Department of Chemistry and Materials Science, School of Chemical Engineering, Aalto University, PO BOX 16100, FI-00076 Aalto, Espoo, Finland.
Nat Commun. 2018 Jun 12;9(1):2300. doi: 10.1038/s41467-018-04715-6.
Dehydration reactions proceed readily in water-filled biological cells. Development of biocatalysts that mimic such compartmentalized reactions has been cumbersome due to the lack of low-cost nanomaterials and associated technologies. Here we show that cationic lignin nanospheres function as activating anchors for hydrolases, and enable aqueous ester synthesis by forming spatially confined biocatalysts upon self-assembly and drying-driven aggregation in calcium alginate hydrogel. Spatially confined microbial cutinase and lipase retain 97% and 70% of their respective synthetic activities when the volume ratio of water to hexane increases from 1:1 to 9:1 in the reaction medium. The activity retention of industrially most frequently used acrylic resin-immobilized Candida antarctica lipase B is only 51% under similar test conditions. Overall, our findings enable fabrication of robust renewable biocatalysts for aqueous ester synthesis, and provide insight into the compartmentalization of diverse heterogeneous catalysts.

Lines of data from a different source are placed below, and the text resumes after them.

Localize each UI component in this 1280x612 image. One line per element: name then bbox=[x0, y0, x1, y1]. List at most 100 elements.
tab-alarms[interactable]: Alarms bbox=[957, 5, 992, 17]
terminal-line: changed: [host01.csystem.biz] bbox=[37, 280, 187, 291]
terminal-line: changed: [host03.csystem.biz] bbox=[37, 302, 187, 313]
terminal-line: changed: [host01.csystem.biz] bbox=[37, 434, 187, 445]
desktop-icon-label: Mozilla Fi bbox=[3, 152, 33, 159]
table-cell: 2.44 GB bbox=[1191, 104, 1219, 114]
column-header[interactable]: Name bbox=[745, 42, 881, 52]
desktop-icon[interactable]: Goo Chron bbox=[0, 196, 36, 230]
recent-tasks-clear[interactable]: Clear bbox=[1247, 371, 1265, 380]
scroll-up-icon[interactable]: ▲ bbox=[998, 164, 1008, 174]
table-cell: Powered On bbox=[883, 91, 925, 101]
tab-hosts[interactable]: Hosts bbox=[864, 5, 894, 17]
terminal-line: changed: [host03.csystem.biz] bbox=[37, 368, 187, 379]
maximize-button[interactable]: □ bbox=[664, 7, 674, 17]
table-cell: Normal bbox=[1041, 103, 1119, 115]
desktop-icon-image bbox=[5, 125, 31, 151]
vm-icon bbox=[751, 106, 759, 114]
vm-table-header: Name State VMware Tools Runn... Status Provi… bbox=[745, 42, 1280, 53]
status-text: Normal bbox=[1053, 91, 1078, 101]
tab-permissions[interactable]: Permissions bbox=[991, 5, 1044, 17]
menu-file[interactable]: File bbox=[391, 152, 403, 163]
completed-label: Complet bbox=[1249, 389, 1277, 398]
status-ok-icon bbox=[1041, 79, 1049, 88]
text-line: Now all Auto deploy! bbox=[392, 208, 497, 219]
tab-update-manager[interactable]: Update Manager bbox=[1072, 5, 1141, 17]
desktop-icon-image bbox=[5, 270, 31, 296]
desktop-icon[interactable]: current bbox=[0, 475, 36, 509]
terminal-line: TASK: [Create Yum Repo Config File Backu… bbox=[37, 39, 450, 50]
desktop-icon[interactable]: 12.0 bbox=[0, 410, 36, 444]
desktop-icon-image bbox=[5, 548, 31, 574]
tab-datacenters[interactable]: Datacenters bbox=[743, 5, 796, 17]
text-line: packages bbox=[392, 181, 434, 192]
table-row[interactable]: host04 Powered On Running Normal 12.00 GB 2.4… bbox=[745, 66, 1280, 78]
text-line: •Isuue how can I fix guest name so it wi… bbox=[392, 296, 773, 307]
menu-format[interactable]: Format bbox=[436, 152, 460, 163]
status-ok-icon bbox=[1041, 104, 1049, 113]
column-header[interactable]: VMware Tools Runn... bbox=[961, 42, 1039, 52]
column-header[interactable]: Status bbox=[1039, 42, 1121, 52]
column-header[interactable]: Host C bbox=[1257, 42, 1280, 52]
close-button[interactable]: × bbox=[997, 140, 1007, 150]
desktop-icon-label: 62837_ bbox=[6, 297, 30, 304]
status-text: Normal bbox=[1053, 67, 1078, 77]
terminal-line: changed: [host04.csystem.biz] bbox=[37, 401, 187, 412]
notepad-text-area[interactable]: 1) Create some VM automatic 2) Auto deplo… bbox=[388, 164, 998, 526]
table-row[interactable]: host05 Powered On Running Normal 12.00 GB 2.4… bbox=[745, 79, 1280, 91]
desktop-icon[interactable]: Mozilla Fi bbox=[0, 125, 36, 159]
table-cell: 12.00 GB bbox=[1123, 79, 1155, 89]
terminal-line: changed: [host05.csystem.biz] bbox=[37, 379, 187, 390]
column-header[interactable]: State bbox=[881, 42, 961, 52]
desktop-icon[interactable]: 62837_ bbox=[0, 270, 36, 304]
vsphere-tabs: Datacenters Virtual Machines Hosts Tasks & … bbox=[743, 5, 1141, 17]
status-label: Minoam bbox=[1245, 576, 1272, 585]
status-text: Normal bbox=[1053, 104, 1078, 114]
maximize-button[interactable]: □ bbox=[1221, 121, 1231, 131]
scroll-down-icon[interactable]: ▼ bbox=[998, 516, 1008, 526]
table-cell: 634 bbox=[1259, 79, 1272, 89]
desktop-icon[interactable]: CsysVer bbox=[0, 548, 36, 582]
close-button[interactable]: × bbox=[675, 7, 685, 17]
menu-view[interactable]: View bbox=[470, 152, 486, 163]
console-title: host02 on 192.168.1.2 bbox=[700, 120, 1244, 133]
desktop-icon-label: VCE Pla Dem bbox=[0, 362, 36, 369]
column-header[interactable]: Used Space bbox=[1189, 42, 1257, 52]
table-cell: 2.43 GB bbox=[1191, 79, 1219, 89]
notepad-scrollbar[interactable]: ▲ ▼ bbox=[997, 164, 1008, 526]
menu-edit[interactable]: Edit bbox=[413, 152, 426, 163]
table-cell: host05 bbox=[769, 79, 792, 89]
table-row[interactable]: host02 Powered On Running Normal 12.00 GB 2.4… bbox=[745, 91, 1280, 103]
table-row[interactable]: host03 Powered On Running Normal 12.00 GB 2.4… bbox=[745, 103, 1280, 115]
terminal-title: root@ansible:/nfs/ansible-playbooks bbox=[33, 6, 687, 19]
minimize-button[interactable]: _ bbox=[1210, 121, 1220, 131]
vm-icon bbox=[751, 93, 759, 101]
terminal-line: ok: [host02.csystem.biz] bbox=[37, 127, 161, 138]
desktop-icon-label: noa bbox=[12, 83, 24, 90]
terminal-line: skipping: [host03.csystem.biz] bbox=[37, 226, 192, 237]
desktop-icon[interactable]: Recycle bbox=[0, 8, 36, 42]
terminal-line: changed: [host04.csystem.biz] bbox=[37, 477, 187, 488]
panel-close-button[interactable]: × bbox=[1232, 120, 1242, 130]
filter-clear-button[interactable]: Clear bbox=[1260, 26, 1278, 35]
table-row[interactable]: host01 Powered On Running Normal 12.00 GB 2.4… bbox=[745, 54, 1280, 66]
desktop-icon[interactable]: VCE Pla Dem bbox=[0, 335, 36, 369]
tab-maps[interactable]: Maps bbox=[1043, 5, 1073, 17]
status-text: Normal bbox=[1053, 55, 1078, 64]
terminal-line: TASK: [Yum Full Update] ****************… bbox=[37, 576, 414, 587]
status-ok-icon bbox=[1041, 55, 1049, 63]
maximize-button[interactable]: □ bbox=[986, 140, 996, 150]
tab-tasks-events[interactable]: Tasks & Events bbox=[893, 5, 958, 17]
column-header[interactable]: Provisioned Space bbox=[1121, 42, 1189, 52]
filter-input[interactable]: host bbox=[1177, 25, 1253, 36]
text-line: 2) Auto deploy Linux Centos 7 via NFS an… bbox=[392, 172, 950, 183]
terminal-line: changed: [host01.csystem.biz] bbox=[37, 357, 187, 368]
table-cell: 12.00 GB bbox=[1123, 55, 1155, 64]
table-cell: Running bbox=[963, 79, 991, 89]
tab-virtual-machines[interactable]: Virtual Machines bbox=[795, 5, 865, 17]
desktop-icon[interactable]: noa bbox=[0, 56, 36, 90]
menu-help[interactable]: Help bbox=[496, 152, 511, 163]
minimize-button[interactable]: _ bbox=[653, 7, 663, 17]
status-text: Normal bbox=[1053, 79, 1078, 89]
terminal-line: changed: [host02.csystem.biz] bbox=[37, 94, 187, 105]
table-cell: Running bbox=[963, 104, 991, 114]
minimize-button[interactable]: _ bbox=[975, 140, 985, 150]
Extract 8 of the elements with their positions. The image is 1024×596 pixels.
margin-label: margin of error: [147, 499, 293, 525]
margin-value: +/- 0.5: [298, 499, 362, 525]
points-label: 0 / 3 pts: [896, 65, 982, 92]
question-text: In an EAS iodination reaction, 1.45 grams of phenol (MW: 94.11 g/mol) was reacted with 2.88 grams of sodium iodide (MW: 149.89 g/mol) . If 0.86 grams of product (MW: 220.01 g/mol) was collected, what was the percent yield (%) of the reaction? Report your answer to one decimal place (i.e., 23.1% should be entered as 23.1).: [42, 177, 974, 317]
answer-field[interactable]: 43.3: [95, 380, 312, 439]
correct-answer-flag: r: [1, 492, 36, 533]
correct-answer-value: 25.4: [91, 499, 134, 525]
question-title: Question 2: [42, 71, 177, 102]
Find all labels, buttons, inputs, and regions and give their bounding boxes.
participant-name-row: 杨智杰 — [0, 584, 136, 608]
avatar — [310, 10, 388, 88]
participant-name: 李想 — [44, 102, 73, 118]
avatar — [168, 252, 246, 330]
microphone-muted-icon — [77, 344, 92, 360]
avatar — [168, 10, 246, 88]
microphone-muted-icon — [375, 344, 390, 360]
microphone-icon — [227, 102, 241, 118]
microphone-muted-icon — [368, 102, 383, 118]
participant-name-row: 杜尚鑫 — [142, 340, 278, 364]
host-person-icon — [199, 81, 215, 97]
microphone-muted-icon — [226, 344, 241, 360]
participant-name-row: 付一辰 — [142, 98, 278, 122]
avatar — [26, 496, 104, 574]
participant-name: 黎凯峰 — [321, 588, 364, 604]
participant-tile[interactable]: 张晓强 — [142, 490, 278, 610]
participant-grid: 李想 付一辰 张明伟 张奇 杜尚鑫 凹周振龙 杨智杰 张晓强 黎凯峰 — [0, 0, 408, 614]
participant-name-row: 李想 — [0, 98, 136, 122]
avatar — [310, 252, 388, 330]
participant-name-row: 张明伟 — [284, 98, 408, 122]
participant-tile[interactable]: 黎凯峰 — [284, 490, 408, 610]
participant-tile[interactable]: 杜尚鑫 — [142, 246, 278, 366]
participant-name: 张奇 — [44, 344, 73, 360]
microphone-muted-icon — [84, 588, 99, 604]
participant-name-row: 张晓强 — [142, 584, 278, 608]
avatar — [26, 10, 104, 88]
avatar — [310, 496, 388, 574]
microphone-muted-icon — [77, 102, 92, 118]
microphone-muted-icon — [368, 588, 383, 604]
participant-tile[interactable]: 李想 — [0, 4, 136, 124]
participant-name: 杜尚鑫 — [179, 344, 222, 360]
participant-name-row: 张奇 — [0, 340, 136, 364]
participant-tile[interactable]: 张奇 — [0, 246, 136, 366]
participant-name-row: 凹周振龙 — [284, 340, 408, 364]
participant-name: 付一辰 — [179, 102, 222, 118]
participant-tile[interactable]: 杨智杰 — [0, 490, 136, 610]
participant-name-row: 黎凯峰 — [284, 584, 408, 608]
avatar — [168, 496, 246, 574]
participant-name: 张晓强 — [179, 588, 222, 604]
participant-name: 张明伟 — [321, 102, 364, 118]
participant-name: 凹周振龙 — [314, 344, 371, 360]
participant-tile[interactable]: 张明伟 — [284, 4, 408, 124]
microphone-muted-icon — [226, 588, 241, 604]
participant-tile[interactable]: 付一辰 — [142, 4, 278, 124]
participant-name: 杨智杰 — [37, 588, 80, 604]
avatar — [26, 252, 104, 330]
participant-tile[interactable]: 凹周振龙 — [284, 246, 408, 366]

脱水反应在充满水的生物细胞中很容易进行。由于缺乏低成本的纳米材料和相关技术,模拟这种分隔反应的生物催化剂的发展一直很繁琐。在这里,我们表明阳离子木质素纳米球可以作为水解酶的激活锚,并且通过在海藻酸钠水凝胶中自组装和干燥驱动聚集形成空间受限的生物催化剂,从而能够进行水相酯合成。当反应介质中水量与己烷体积比从 1:1 增加到 9:1 时,空间受限的微生物脂肪酶和脂肪酶保留了各自合成活性的 97%和 70%。在类似的测试条件下,工业上最常用的丙烯树脂固定化南极假丝酵母脂肪酶 B 的活性保留率仅为 51%。总的来说,我们的发现使我们能够制造用于水相酯合成的坚固可再生生物催化剂,并深入了解各种多相催化剂的分隔化。